Morir o morir

Ramón Solsona Secretario General Hostelería de Lleida

Las primeras consecuencias después de la entrada en vigor de la ley del tabaco, es que de forma masiva se está respetando, tanto por parte de los hosteleros como de los clientes. Años de amenazas y engaños han dado su fruto. Los españoles vamos también líderes en salud pública en la clasificación mundial, emulando a la “roja”, a costa de uno de los sectores más productivos del país, la hosteleria.

Vistas las primeras reacciones, unos confirman que las predicciones que hizo FEHR, incluso se quedaran cortas, otros se muestras más cautos y se reservan las valoraciones para más tarde, pero todos confirman un descenso en la facturación. (unos poco otros mucho ).

Unos pocos, muy pocos, de los cuales dos en Mollerussa, cerca de Lleida, se han erigido como rebeldes, manifestando públicamente su desafío, permitiendo fumar en sus locales. La prensa se ha hecho un fuerte eco del asunto, con presencia diaria en todo tipo de medios, y de todos los ámbitos.

Los de mi zona, después de diversas visitas de los inspectores de Sanidad, desistieron. No sé de la suerte de los demás. Coincide que ninguno de ellos está asociado a ninguna asociación de hosteleros.

En todo caso creo que vale la pena hacer la siguiente reflexión, cuantas veces en nuestra vida hemos visto que un ciudadano, sin antecedentes penales, salga públicamente a la palestra para anunciar que va a incumplir una ley, siendo consciente que las sanciones por incumplirla son muy importantes ? Yo, en mi país no me acuerdo de ninguna.

¿Qué motivos puede llevar a un ciudadano a tomar estas decisiones límite?

Quizás tiene que ver que utilizando el nombre de la salud pública, y actuando con una prepotencia arrolladora, por un lado se prohíbe fumar en nuestros locales, pero por otro se multiplican los puntos de venta y por otro se continúa subvencionando el cultivo de tabaco. ¿Por qué nosotros los hosteleros, tenemos que sacrificar nuestras maltrechas economías y pagar las consecuencias de esta serie de incoherencias? ¿Por qué no es el Estado el que renuncia a perder sus millonarios ingresos prohibiendo el tabaco, si tanto daño hace a nuestra salud ?

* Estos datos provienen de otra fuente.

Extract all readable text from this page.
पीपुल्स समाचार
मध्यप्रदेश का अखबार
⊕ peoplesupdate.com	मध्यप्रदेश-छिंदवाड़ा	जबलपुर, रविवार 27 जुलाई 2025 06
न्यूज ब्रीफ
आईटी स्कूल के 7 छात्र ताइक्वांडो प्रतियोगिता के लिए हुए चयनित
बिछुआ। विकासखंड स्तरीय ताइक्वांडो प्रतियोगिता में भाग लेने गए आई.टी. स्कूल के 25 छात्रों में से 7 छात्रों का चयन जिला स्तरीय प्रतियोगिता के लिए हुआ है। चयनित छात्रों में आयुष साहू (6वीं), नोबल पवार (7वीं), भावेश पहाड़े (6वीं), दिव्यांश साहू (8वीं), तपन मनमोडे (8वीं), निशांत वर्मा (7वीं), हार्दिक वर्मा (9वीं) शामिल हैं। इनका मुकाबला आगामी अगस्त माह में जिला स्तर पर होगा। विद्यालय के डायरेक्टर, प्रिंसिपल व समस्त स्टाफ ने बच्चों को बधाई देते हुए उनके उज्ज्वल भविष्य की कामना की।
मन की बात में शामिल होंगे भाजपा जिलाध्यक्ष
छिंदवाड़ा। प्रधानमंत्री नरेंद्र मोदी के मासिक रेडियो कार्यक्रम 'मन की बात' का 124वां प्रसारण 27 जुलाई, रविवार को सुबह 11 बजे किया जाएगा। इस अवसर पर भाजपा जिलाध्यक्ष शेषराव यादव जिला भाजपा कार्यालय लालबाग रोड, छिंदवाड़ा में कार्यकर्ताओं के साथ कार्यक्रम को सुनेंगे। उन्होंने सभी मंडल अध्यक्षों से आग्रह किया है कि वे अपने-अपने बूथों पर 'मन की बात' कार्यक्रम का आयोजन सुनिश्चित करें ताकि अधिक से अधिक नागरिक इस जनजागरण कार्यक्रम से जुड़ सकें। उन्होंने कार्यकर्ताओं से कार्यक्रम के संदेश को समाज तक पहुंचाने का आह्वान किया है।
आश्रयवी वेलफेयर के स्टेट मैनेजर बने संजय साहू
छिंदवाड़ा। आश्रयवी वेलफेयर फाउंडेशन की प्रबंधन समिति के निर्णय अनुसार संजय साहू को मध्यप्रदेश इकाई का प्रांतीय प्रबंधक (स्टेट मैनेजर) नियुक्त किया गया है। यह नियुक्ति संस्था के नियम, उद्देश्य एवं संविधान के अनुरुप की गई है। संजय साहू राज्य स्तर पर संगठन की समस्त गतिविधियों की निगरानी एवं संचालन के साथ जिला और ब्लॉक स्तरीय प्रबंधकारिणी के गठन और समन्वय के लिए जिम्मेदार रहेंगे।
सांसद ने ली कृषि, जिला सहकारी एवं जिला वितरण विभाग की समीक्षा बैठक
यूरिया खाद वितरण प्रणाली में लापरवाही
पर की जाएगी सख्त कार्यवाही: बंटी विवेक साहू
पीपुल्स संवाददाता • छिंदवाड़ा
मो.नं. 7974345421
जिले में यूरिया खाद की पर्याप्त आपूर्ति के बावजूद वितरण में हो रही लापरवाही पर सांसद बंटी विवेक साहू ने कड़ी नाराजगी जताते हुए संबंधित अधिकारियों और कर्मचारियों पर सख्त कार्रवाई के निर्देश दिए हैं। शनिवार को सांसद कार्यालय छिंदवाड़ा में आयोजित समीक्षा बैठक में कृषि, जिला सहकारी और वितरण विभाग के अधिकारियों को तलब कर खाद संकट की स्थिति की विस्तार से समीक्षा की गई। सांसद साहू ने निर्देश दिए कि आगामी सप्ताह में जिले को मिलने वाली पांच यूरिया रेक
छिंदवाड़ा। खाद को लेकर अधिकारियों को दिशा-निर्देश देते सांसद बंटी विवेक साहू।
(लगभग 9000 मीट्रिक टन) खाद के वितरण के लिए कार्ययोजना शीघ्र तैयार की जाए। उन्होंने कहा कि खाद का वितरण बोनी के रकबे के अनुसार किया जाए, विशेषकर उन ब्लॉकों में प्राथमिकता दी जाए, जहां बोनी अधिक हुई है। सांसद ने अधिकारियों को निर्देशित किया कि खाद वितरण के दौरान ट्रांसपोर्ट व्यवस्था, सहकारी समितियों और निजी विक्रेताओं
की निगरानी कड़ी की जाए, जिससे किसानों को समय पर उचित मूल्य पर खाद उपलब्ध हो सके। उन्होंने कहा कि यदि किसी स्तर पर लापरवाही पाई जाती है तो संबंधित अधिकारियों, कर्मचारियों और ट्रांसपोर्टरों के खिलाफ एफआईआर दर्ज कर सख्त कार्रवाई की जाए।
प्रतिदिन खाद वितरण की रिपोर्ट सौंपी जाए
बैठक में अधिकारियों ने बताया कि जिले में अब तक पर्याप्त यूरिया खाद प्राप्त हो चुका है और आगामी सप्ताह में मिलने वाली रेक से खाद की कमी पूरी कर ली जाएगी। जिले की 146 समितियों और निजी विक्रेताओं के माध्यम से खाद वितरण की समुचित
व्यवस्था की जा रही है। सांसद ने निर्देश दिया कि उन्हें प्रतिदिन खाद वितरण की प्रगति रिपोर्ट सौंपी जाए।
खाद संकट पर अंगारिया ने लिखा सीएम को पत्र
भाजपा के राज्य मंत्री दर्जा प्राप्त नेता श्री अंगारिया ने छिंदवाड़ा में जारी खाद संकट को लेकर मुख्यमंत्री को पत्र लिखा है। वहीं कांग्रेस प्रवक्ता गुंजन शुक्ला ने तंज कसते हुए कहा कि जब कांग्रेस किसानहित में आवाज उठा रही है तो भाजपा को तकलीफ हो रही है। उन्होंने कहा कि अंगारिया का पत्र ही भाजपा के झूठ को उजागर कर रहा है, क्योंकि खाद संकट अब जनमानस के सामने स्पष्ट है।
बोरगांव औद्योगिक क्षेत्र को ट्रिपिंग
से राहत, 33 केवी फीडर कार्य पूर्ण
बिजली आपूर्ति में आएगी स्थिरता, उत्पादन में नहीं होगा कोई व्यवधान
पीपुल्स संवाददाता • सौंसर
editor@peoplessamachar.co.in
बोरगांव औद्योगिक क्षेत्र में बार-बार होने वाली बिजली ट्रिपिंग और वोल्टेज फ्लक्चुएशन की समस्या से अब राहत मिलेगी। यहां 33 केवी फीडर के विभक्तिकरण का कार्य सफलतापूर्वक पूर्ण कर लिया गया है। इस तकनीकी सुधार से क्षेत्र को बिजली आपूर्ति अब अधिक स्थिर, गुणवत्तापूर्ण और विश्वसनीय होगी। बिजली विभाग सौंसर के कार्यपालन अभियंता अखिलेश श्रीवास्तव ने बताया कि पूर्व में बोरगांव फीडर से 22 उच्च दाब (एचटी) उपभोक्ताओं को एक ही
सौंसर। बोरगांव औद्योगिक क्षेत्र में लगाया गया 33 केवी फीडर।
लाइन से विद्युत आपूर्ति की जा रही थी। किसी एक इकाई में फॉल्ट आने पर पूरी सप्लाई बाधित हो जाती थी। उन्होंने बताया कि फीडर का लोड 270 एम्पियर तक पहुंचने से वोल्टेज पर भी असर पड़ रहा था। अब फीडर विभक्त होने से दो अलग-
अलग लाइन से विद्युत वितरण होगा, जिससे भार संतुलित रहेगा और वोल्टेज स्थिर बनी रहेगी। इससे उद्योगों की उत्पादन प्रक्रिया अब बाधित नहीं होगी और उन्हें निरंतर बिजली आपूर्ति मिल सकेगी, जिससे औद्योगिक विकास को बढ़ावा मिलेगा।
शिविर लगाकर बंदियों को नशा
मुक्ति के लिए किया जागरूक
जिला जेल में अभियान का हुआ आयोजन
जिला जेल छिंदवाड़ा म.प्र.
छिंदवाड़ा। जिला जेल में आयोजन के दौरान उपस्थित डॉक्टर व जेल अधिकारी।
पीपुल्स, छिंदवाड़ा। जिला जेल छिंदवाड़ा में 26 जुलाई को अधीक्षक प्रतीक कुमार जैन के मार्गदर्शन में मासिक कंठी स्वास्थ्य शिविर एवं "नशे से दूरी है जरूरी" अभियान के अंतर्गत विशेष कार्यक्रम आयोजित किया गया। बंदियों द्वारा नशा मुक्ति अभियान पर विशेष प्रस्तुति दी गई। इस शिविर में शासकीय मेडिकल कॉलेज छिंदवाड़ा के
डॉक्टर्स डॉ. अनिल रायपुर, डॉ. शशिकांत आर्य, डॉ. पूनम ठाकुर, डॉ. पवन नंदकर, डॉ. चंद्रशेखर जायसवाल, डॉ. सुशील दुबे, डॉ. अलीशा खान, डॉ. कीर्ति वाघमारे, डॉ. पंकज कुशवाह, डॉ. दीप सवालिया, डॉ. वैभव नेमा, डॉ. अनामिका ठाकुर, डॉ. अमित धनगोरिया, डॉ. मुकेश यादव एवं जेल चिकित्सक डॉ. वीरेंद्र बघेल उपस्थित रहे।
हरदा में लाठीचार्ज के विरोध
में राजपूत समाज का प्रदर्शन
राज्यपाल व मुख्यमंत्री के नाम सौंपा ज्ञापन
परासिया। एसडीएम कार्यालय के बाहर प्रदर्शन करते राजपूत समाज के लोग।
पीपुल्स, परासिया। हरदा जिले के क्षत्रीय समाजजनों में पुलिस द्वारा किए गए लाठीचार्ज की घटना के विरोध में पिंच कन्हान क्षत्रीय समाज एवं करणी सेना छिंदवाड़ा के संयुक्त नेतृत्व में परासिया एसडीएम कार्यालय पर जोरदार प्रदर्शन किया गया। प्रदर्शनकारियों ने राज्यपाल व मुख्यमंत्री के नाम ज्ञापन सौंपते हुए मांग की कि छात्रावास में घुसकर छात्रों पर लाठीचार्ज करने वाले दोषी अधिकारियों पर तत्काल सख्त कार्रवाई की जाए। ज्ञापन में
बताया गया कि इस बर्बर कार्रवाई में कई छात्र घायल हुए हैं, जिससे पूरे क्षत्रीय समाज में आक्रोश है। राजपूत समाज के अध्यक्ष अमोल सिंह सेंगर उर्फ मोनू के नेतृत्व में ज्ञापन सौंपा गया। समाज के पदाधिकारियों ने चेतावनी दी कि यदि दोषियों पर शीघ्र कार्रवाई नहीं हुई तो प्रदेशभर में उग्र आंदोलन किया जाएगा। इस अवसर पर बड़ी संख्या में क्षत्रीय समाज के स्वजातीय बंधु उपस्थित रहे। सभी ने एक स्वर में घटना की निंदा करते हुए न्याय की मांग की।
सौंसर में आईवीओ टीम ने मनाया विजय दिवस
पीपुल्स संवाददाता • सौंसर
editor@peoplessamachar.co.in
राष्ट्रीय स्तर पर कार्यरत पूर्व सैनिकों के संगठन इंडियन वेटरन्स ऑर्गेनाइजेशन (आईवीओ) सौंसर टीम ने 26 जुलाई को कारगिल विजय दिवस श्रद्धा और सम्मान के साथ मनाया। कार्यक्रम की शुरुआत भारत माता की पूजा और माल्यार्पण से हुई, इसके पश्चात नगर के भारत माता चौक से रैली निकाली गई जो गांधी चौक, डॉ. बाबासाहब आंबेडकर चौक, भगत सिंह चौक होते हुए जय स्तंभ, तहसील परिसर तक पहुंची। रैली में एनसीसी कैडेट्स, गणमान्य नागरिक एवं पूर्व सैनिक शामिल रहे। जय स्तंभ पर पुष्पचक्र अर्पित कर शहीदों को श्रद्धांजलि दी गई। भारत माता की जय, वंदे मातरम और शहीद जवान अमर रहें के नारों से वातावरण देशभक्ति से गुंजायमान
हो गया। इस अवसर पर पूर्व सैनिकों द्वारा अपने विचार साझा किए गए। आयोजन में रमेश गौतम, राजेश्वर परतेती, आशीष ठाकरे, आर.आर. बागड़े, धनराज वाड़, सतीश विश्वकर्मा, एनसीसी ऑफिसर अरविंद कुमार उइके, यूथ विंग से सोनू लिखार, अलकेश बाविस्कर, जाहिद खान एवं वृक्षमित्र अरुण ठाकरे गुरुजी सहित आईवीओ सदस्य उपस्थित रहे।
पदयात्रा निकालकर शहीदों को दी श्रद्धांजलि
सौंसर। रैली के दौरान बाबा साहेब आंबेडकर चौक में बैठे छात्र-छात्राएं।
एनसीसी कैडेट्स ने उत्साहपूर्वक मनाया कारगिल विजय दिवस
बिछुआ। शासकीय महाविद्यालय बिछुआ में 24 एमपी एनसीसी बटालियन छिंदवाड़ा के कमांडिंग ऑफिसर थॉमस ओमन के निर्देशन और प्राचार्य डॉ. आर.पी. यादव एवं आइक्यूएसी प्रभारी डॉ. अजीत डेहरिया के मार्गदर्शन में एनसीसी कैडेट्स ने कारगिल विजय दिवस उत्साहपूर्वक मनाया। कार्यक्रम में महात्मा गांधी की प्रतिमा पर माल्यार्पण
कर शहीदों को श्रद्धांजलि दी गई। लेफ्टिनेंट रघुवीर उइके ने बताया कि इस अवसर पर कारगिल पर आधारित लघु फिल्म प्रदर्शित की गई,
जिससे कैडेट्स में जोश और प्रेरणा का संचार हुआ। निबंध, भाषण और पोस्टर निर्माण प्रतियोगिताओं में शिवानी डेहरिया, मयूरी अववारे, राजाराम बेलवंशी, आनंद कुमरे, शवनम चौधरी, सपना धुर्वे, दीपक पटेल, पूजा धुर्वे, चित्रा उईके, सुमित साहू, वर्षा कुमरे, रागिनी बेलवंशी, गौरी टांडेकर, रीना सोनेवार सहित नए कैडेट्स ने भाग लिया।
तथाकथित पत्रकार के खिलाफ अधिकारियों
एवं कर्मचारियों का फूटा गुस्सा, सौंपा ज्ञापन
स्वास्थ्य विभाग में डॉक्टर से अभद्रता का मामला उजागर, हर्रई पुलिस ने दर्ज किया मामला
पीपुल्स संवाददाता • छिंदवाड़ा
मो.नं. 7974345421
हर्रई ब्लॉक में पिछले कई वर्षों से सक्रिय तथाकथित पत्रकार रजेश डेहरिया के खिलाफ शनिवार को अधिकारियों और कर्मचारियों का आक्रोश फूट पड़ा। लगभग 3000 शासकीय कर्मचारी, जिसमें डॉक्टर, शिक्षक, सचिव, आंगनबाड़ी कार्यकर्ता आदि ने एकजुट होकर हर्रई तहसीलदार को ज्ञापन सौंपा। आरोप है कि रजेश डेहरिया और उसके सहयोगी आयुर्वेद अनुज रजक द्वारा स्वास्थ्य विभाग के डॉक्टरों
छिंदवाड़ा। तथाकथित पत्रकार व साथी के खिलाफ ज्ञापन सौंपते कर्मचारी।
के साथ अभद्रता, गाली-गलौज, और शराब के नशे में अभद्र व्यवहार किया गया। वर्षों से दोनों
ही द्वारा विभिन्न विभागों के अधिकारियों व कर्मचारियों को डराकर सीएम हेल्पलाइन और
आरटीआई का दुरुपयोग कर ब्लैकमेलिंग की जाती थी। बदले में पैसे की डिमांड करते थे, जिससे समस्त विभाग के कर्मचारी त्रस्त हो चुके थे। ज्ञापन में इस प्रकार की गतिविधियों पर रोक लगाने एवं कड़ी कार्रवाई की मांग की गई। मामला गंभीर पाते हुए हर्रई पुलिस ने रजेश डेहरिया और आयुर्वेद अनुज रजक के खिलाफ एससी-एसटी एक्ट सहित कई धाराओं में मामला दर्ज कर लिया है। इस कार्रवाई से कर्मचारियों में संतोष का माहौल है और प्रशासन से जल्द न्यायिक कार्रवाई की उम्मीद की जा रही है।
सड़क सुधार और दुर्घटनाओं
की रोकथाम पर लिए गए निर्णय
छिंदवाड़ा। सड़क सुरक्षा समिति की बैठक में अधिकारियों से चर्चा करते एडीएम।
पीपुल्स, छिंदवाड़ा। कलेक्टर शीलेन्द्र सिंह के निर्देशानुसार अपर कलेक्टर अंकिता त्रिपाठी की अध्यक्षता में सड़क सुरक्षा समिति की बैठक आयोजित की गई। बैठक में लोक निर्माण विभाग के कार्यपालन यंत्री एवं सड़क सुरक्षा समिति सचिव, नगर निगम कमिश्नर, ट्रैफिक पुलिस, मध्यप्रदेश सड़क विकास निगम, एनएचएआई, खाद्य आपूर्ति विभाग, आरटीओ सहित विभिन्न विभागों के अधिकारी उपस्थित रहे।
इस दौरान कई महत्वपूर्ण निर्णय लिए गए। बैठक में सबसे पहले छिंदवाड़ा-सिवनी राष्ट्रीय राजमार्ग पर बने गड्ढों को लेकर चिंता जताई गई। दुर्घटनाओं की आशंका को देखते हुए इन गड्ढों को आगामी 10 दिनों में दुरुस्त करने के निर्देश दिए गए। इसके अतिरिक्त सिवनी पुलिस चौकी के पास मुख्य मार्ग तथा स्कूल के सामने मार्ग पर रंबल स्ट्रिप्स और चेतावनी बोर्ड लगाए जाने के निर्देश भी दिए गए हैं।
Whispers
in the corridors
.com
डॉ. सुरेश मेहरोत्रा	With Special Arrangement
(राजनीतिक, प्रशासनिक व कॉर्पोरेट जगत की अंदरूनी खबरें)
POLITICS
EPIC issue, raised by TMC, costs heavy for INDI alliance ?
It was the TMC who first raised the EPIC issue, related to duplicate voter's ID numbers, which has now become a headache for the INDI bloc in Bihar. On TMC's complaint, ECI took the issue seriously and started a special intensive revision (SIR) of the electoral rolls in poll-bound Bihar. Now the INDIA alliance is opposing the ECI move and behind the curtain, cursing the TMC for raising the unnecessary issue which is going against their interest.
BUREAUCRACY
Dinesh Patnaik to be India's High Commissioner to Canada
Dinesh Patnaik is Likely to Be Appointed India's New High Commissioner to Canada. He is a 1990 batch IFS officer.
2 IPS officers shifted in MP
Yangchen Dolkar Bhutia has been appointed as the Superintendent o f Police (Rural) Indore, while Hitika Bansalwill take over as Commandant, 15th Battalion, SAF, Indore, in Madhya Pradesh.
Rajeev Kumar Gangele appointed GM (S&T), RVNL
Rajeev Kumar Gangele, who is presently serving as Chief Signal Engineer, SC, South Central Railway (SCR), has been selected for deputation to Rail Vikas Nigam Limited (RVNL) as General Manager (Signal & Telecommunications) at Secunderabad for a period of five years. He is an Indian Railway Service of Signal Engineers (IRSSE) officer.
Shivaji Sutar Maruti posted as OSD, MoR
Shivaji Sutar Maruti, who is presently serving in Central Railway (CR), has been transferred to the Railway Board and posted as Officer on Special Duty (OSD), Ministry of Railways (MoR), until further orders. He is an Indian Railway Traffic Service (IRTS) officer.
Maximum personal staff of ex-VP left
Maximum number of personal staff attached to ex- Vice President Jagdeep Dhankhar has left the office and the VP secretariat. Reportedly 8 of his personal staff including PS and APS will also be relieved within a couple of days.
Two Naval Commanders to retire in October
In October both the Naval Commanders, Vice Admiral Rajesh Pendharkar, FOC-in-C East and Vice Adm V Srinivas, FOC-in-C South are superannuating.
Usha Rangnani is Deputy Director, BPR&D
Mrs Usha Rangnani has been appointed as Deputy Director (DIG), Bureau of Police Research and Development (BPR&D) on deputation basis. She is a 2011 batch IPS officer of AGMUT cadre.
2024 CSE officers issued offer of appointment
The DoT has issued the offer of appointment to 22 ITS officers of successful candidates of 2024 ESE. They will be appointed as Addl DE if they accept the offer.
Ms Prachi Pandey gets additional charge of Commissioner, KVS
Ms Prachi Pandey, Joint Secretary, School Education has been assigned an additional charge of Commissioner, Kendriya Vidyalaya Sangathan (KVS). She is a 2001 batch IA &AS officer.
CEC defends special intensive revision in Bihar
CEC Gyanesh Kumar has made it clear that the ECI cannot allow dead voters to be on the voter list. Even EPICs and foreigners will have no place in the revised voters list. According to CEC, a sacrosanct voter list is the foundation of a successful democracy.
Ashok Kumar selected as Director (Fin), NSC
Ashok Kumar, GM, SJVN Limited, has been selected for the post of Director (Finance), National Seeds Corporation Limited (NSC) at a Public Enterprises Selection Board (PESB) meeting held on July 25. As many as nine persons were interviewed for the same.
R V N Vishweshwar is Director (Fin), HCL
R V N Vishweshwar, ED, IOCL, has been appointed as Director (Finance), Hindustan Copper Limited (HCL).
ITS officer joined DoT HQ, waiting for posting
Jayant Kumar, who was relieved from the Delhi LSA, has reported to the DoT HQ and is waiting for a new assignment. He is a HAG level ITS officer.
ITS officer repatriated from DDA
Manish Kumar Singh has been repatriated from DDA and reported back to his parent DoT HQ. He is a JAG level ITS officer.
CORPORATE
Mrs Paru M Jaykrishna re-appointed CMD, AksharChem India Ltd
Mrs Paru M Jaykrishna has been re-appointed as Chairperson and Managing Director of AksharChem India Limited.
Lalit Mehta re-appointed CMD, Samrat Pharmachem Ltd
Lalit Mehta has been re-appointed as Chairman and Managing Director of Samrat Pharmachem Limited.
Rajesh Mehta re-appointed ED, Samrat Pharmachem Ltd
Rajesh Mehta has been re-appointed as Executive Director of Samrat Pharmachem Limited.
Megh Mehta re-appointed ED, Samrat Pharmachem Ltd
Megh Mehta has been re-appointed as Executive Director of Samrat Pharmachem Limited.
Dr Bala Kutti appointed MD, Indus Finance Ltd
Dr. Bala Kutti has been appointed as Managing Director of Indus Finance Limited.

Y para rematar el ánimo, las obras que se describían en la anterior ley, para adecuar los locales y que muchos hicieron, ahora no solo no sirven para nada, sino que no nos costará dinero desmontar las separaciones, y tenemos que considerarlo como una inversión inútil. Vaya confianza se transmite a uno de los sectores que más contribuye al PIB, nacional. Vaya pena de país, que solo quede la vía del pataleo como consuelo.

Coincidiendo con la galopante crisis económica, estaba escrito que muchos locales nuestros tendrían que reorientarse o cerrar, que a pesar de nuestra cultura, tenemos un índice de locales por habitante insostenible, muchos estaban aplicando economía de guerra, etc… pero sin ninguna duda esta será la gota que llene el vaso, y para muchos este será el principio del fin.

¿Era el mejor momento ?

Cuando se comprueba que nuestras decisiones han puesto a ciudadanos al límite, ¿no merece la pena revisar?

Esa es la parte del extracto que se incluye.